AUTHORIZATION: I hereby authorize, in accordance with the privacy regulations under HIPAA (the Health Insurance Portability and Accountability Act, 45 C.F.R. § 164.508) any hospital, physician, health care provider, mental health care provider; any funeral director or other person who rendered related services; any employer of the victim or claimant; any law enforcement or governmental agency, including state or federal taxing authorities; any insurance company; or any other individual, company, agency or organization having relevant knowledge, to furnish to the Crime Victim Compensation Division, any and all information in their possession with respect to the incident that is the basis for this claim.
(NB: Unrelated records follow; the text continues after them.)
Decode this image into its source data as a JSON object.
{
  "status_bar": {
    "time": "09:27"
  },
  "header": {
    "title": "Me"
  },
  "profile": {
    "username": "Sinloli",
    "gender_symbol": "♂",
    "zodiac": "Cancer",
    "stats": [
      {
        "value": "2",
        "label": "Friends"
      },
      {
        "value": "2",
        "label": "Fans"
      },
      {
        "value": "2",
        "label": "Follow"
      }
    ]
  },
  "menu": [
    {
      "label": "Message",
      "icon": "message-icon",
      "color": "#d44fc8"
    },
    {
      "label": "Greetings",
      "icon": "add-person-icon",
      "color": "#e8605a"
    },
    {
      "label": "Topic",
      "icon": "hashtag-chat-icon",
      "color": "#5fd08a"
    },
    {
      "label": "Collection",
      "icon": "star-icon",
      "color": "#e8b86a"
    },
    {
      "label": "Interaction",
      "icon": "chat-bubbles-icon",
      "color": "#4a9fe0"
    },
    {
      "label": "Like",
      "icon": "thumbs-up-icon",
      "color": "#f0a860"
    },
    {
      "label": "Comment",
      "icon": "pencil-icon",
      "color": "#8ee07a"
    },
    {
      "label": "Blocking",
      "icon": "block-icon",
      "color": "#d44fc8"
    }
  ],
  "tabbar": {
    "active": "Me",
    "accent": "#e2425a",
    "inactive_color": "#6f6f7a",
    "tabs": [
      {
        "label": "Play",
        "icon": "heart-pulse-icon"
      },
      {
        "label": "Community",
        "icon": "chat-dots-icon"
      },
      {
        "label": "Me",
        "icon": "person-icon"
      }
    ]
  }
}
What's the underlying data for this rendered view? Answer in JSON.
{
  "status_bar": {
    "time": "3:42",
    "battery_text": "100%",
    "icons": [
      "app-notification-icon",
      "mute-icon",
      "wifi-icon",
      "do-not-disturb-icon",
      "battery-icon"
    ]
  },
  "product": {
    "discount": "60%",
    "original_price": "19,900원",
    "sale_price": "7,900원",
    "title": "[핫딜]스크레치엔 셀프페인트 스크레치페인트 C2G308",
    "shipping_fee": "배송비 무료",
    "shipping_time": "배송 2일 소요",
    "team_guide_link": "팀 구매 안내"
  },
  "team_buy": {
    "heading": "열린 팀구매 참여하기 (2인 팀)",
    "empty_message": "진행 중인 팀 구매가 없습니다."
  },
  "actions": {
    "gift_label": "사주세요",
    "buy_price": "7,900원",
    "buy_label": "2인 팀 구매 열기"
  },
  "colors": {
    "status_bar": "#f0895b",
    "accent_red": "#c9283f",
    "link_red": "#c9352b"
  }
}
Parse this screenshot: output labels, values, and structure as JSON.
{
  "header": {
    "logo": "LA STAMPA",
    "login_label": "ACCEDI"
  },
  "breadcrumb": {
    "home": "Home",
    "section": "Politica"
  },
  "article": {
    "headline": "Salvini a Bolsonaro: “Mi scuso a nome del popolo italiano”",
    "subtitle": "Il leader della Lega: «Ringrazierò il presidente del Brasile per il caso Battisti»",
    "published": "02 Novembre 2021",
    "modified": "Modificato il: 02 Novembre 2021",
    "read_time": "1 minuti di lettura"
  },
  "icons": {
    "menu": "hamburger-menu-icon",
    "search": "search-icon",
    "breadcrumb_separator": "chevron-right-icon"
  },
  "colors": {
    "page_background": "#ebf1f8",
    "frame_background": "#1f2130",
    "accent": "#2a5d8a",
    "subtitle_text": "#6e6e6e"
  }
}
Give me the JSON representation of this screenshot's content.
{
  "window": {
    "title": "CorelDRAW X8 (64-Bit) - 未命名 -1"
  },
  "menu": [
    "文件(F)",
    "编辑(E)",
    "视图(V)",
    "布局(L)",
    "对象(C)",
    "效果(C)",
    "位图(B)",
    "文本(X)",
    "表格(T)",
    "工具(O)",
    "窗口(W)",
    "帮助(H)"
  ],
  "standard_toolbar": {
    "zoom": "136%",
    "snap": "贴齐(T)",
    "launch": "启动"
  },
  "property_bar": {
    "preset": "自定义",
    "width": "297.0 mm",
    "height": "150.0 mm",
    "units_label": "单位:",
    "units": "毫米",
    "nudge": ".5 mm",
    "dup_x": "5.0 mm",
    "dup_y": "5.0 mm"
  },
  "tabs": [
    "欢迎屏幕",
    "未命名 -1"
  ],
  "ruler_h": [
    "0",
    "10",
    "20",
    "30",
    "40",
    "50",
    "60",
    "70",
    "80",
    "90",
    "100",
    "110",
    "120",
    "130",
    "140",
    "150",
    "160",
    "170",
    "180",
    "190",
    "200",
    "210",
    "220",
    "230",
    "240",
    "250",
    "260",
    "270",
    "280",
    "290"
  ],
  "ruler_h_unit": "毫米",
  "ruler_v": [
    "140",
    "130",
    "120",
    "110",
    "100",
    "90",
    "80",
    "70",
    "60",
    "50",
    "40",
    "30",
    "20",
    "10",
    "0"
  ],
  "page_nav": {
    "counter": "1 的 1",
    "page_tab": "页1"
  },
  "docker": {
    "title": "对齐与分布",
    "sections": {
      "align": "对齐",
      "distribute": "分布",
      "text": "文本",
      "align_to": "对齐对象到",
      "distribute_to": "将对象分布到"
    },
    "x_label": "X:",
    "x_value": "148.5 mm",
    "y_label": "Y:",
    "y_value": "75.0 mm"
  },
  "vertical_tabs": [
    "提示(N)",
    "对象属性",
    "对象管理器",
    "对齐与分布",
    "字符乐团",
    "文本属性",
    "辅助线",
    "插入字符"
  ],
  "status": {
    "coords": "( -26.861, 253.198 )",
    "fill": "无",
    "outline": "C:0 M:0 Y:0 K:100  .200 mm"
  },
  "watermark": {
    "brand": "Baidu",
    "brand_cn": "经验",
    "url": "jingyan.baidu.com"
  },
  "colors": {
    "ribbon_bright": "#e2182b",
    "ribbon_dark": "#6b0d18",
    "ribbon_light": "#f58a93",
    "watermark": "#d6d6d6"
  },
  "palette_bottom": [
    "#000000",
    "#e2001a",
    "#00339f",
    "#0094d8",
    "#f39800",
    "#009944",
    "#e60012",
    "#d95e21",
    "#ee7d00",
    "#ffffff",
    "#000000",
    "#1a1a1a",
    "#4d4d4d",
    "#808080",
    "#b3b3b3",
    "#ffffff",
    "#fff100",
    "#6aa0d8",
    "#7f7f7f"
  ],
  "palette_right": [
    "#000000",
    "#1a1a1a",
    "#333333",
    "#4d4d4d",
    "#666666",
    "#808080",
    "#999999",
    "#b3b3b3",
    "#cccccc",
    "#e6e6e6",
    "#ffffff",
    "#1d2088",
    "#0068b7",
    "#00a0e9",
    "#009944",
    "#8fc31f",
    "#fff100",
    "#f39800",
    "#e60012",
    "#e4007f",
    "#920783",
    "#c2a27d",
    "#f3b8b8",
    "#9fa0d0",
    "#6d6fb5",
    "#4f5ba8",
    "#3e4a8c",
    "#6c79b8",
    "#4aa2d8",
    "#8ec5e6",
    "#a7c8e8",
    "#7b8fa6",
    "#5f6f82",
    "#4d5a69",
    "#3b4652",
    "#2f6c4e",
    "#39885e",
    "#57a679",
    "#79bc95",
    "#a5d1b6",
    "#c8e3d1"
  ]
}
NOTICE: The individual signing this authorization may request the entity provide them with both a copy of the authorization and a copy of the Protected Health Information (PHI) to be disclosed. The individual signing this authorization has the right to revoke this authorization at any time, provided the revocation is in writing, except to the extent that the entity has already relied upon this Authorization to disclose PHI. A photocopy of this authorization shall be considered as effective and valid as the original. This authorization will expire 3 years from the date the victim/claimant signed below or when this claim is resolved.
CERTIFICATION OF APPLICATION: I hereby certify that I have read and/or understand, and agree to the above statements. I also certify, subject to the penalty of fine and imprisonment, that the information contained in the application for Crime Victim Compensation is true and correct to the best of my knowledge.